実家のホームシアターのスクリーンが経年劣化で歪んできたので、電動スクリーンに買い替えてもらって、今日は柿落とし。100インチのスクリーンで、何を見ようかと思ったが、最近気になっていた、濱口竜介監督の『ドライブ・マイ・カー』をじっくりと鑑賞した。以下、ネタバレありなので、観た方のみ読み進めてください。感じたことをツラツラと書いていきます。

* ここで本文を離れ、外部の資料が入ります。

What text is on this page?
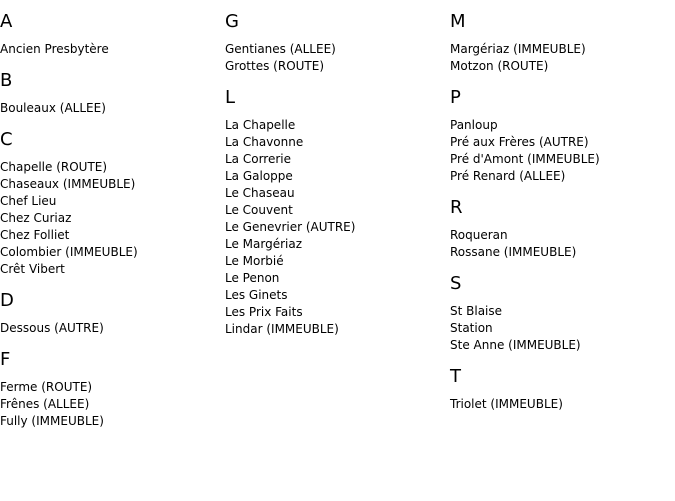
A
Ancien Presbytère
B
Bouleaux (ALLEE)
C
Chapelle (ROUTE)
Chaseaux (IMMEUBLE)
Chef Lieu
Chez Curiaz
Chez Folliet
Colombier (IMMEUBLE)
Crêt Vibert
D
Dessous (AUTRE)
F
Ferme (ROUTE)
Frênes (ALLEE)
Fully (IMMEUBLE)
G
Gentianes (ALLEE)
Grottes (ROUTE)
L
La Chapelle
La Chavonne
La Correrie
La Galoppe
Le Chaseau
Le Couvent
Le Genevrier (AUTRE)
Le Margériaz
Le Morbié
Le Penon
Les Ginets
Les Prix Faits
Lindar (IMMEUBLE)
M
Margériaz (IMMEUBLE)
Motzon (ROUTE)
P
Panloup
Pré aux Frères (AUTRE)
Pré d'Amont (IMMEUBLE)
Pré Renard (ALLEE)
R
Roqueran
Rossane (IMMEUBLE)
S
St Blaise
Station
Ste Anne (IMMEUBLE)
T
Triolet (IMMEUBLE)
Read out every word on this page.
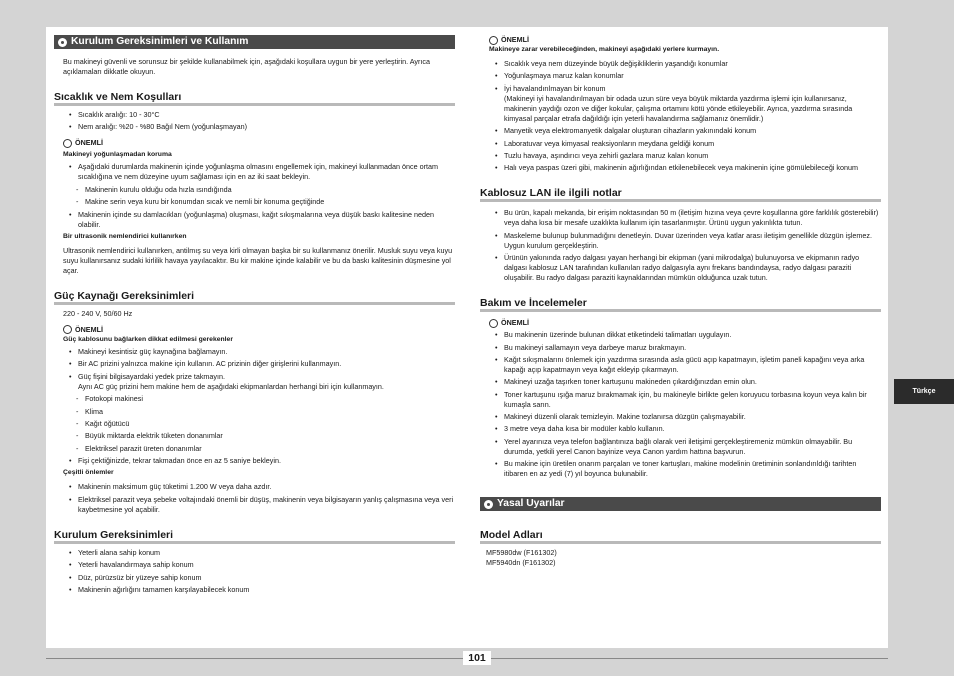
Kurulum Gereksinimleri ve Kullanım
Bu makineyi güvenli ve sorunsuz bir şekilde kullanabilmek için, aşağıdaki koşullara uygun bir yere yerleştirin. Ayrıca açıklamaları dikkatle okuyun.
Sıcaklık ve Nem Koşulları
• Sıcaklık aralığı: 10 - 30°C
• Nem aralığı: %20 - %80 Bağıl Nem (yoğunlaşmayan)
ÖNEMLİ
Makineyi yoğunlaşmadan koruma
• Aşağıdaki durumlarda makinenin içinde yoğunlaşma olmasını engellemek için, makineyi kullanmadan önce ortam sıcaklığına ve nem düzeyine uyum sağlaması için en az iki saat bekleyin.
- Makinenin kurulu olduğu oda hızla ısındığında
- Makine serin veya kuru bir konumdan sıcak ve nemli bir konuma geçtiğinde
• Makinenin içinde su damlacıkları (yoğunlaşma) oluşması, kağıt sıkışmalarına veya düşük baskı kalitesine neden olabilir.
Bir ultrasonik nemlendirici kullanırken
Ultrasonik nemlendirici kullanırken, antilmış su veya kirli olmayan başka bir su kullanmanız önerilir. Musluk suyu veya kuyu suyu kullanırsanız sudaki kirlilik havaya yayılacaktır. Bu kir makine içinde kalabilir ve bu da baskı kalitesinin düşmesine yol açar.
Güç Kaynağı Gereksinimleri
220 - 240 V, 50/60 Hz
ÖNEMLİ
Güç kablosunu bağlarken dikkat edilmesi gerekenler
• Makineyi kesintisiz güç kaynağına bağlamayın.
• Bir AC prizini yalnızca makine için kullanın. AC prizinin diğer girişlerini kullanmayın.
• Güç fişini bilgisayardaki yedek prize takmayın.
Aynı AC güç prizini hem makine hem de aşağıdaki ekipmanlardan herhangi biri için kullanmayın.
- Fotokopi makinesi
- Klima
- Kağıt öğütücü
- Büyük miktarda elektrik tüketen donanımlar
- Elektriksel parazit üreten donanımlar
• Fişi çektiğinizde, tekrar takmadan önce en az 5 saniye bekleyin.
Çeşitli önlemler
• Makinenin maksimum güç tüketimi 1.200 W veya daha azdır.
• Elektriksel parazit veya şebeke voltajındaki önemli bir düşüş, makinenin veya bilgisayarın yanlış çalışmasına veya veri kaybetmesine yol açabilir.
Kurulum Gereksinimleri
• Yeterli alana sahip konum
• Yeterli havalandırmaya sahip konum
• Düz, pürüzsüz bir yüzeye sahip konum
• Makinenin ağırlığını tamamen karşılayabilecek konum
ÖNEMLİ
Makineye zarar verebileceğinden, makineyi aşağıdaki yerlere kurmayın.
• Sıcaklık veya nem düzeyinde büyük değişikliklerin yaşandığı konumlar
• Yoğunlaşmaya maruz kalan konumlar
• İyi havalandırılmayan bir konum
(Makineyi iyi havalandırılmayan bir odada uzun süre veya büyük miktarda yazdırma işlemi için kullanırsanız, makinenin yaydığı ozon ve diğer kokular, çalışma ortamını kötü yönde etkileyebilir. Ayrıca, yazdırma sırasında kimyasal parçalar etrafa dağıldığı için yeterli havalandırma sağlamanız önemlidir.)
• Manyetik veya elektromanyetik dalgalar oluşturan cihazların yakınındaki konum
• Laboratuvar veya kimyasal reaksiyonların meydana geldiği konum
• Tuzlu havaya, aşındırıcı veya zehirli gazlara maruz kalan konum
• Halı veya paspas üzeri gibi, makinenin ağırlığından etkilenebilecek veya makinenin içine gömülebileceği konum
Kablosuz LAN ile ilgili notlar
• Bu ürün, kapalı mekanda, bir erişim noktasından 50 m (iletişim hızına veya çevre koşullarına göre farklılık gösterebilir) veya daha kısa bir mesafe uzaklıkta kullanım için tasarlanmıştır. Ürünü uygun yakınlıkta tutun.
• Maskeleme bulunup bulunmadığını denetleyin. Duvar üzerinden veya katlar arası iletişim genellikle düzgün işlemez. Uygun kurulum gerçekleştirin.
• Ürünün yakınında radyo dalgası yayan herhangi bir ekipman (yani mikrodalga) bulunuyorsa ve ekipmanın radyo dalgası kablosuz LAN tarafından kullanılan radyo dalgasıyla aynı frekans bandındaysa, radyo dalgası paraziti oluşabilir. Bu radyo dalgası paraziti kaynaklarından mümkün olduğunca uzak tutun.
Bakım ve İncelemeler
ÖNEMLİ
• Bu makinenin üzerinde bulunan dikkat etiketindeki talimatları uygulayın.
• Bu makineyi sallamayın veya darbeye maruz bırakmayın.
• Kağıt sıkışmalarını önlemek için yazdırma sırasında asla gücü açıp kapatmayın, işletim paneli kapağını veya arka kapağı açıp kapatmayın veya kağıt ekleyip çıkarmayın.
• Makineyi uzağa taşırken toner kartuşunu makineden çıkardığınızdan emin olun.
• Toner kartuşunu ışığa maruz bırakmamak için, bu makineyle birlikte gelen koruyucu torbasına koyun veya kalın bir kumaşla sarın.
• Makineyi düzenli olarak temizleyin. Makine tozlanırsa düzgün çalışmayabilir.
• 3 metre veya daha kısa bir modüler kablo kullanın.
• Yerel ayarınıza veya telefon bağlantınıza bağlı olarak veri iletişimi gerçekleştiremeniz mümkün olmayabilir. Bu durumda, yetkili yerel Canon bayinize veya Canon yardım hattına başvurun.
• Bu makine için üretilen onarım parçaları ve toner kartuşları, makine modelinin üretiminin sonlandırıldığı tarihten itibaren en az yedi (7) yıl boyunca bulunabilir.
Yasal Uyarılar
Model Adları
MF5980dw (F161302)
MF5940dn (F161302)
101
Türkçe
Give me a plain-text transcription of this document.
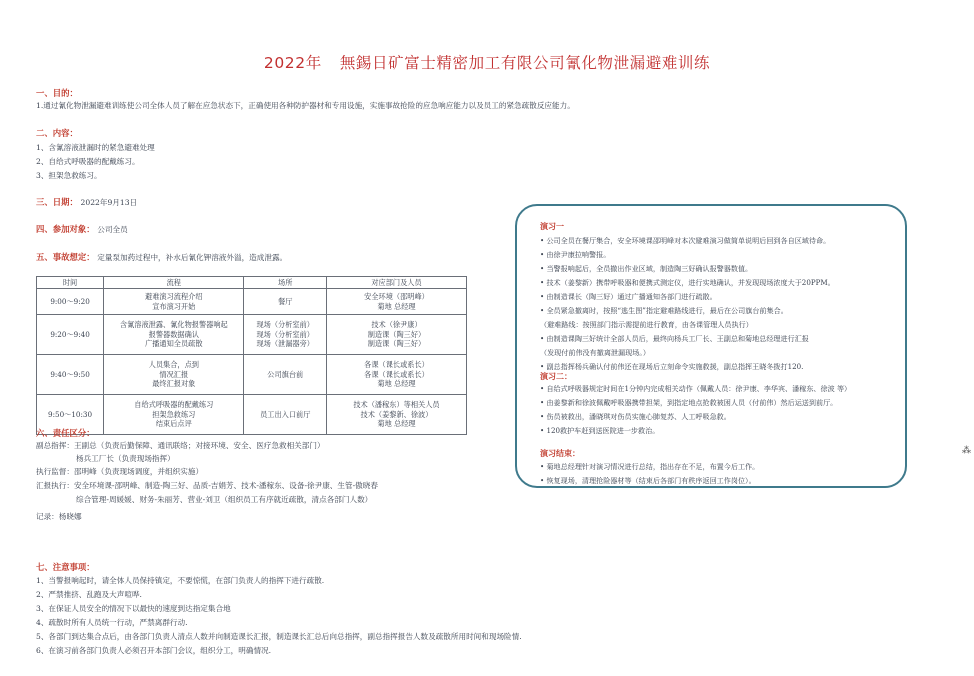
2022年 無錫日矿富士精密加工有限公司氰化物泄漏避难训练
一、目的：
1.通过氰化物泄漏避难训练使公司全体人员了解在应急状态下，正确使用各种防护器材和专用设施，实施事故抢险的应急响应能力以及员工的紧急疏散反应能力。
二、内容：
1、含氰溶液泄漏时的紧急避难处理
2、自给式呼吸器的配戴练习。
3、担架急救练习。
三、日期： 2022年9月13日
四、参加对象： 公司全员
五、事故想定： 定量泵加药过程中，补水后氰化钾溶液外溢，造成泄露。
时间	流程	场所	对应部门及人员
9:00～9:20	避难演习流程介绍
宣布演习开始	餐厅	安全环境（邵明峰）
菊地 总经理

9:20～9:40	含氰溶液泄露、氰化物报警器响起
报警器数据确认
广播通知全员疏散	现场（分析室前）
现场（分析室前）
现场（泄漏器旁）	技术（徐尹康）
制造课（陶三好）
制造课（陶三好）

9:40～9:50	人员集合，点到
情况汇报
最终汇报对象	公司旗台前	各课（课长或系长）
各课（课长或系长）
菊地 总经理

9:50～10:30	自给式呼吸器的配戴练习
担架急救练习
结束后点评	员工出入口前厅	技术（潘稼东）等相关人员
技术（姜黎新、徐波）
菊地 总经理
六、责任区分：
副总指挥：王副总（负责后勤保障、通讯联络；对接环境、安全、医疗急救相关部门）
杨兵工厂长（负责现场指挥）
执行监督：邵明峰（负责现场调度，并组织实施）
汇报执行：安全环境课-邵明峰、制造-陶三好、品质-吉娟芳、技术-潘稼东、设备-徐尹康、生管-傲晓春
综合管理-周媛媛、财务-朱丽芳、营业-刘卫（组织员工有序就近疏散，清点各部门人数）
记录：杨晓娜
七、注意事项：
1、当警报响起时，请全体人员保持镇定，不要惊慌，在部门负责人的指挥下进行疏散.
2、严禁推挤、乱跑及大声喧哗.
3、在保证人员安全的情况下以最快的速度到达指定集合地
4、疏散时所有人员统一行动，严禁离群行动.
5、各部门到达集合点后，由各部门负责人清点人数并向制造课长汇报，制造课长汇总后向总指挥，副总指挥报告人数及疏散所用时间和现场险情.
6、在演习前各部门负责人必须召开本部门会议，组织分工，明确情况.
演习一
• 公司全员在餐厅集合，安全环境课邵明峰对本次避难演习做简单说明后回到各自区域待命。
• 由徐尹康拉响警报。
• 当警报响起后，全员撤出作业区域，制造陶三好确认报警器数值。
• 技术（姜黎新）携带呼吸器和便携式测定仪，进行实地确认，并发现现场浓度大于20PPM。
• 由制造课长（陶三好）通过广播通知各部门进行疏散。
• 全员紧急撤离时，按照“逃生图”指定避难路线进行，最后在公司旗台前集合。
（避难路线：按照部门指示需提前进行教育，由各课管理人员执行）
• 由制造课陶三好统计全部人员后，最终向杨兵工厂长、王副总和菊地总经理进行汇报
（发现付前伟没有撤离泄漏现场。）
• 副总指挥杨兵确认付前伟还在现场后立刻命令实施救援，副总指挥王晓冬拨打120.
演习二：
• 自给式呼吸器规定时间在1分钟内完成相关动作（佩戴人员：徐尹康、李华宾、潘稼东、徐波 等）
• 由姜黎新和徐波佩戴呼吸器携带担架，到指定地点抢救被困人员（付前伟）然后运送到前厅。
• 伤员被救出，潘晓琪对伤员实施心肺复苏、人工呼吸急救。
• 120救护车赶到送医院进一步救治。
演习结束：
• 菊地总经理针对演习情况进行总结，指出存在不足，布置今后工作。
• 恢复现场，清理抢险器材等（结束后各部门有秩序返回工作岗位）。
⁂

この映画はさまざまな人の世界線が謎めいたまま、シンクロしていく印象を受けました。舞台演出家でもあり俳優でもある家福と、妻であり脚本家でもある音、この夫婦はセックスをしながら物語を紡ぎ出します。そのセックスをしながら紡ぐ物語、空き巣の女子高生の話、そして家福が多言語舞台を作るチェーホフの『ワーニャ叔父さん』、家福の愛車SAABを運転する謎のドライバーみさき。共通するのはそれぞれが大きな傷を抱えているということ。家福と音は愛する娘を亡くしているし、妻の不倫を知ったのちに、妻までも亡くしてしまい、切断された物語の続きを語れずにいる。この死による物語の切断。はじめはセックスにより語られた物語を家福が語り直すのを放棄したことによって、妻の音がなにかを察知し、思わしげに夜に話があると出かける前の家福に告げる。家福が帰るのを躊躇していたが、帰ったら妻が倒れてその後亡くなるという物語の切断がおきる。切断された物語を、傷ついた私はどのようにまた紡いでいくのか?この映画は傷ついた人々が傷を乗り越えてまた物語を紡いでいく、その過程を描いているような気がする。少しずつ傷を抱えた者たちが前に進もうとしている。多言語舞台の人々がお互いに全く違う言語を語りながら、シンクロして、物語が躍動していく。子どもを流産してしまった韓国人のダンサーは、深い傷を負ったが、また多言語舞台で手話を通して、傷を乗り越えようとしている。家福の妻の音と不倫をしていた俳優の高槻は物語の続きを語るがそれも未完で終わる。その後に高槻が語った言葉、

「他人の心はわからない。本当に他人を見たいと望むなら、自分の心をまっすぐ見つめるしかない。ぼくはそう思います」

他人の気持ちをわかった気になっていないか?他人の心はわからない、これは本当に真実なのに、軽視されていることのような気がしている。いかに世間には他人の気持ちがわかった気になっている人が多いことか…。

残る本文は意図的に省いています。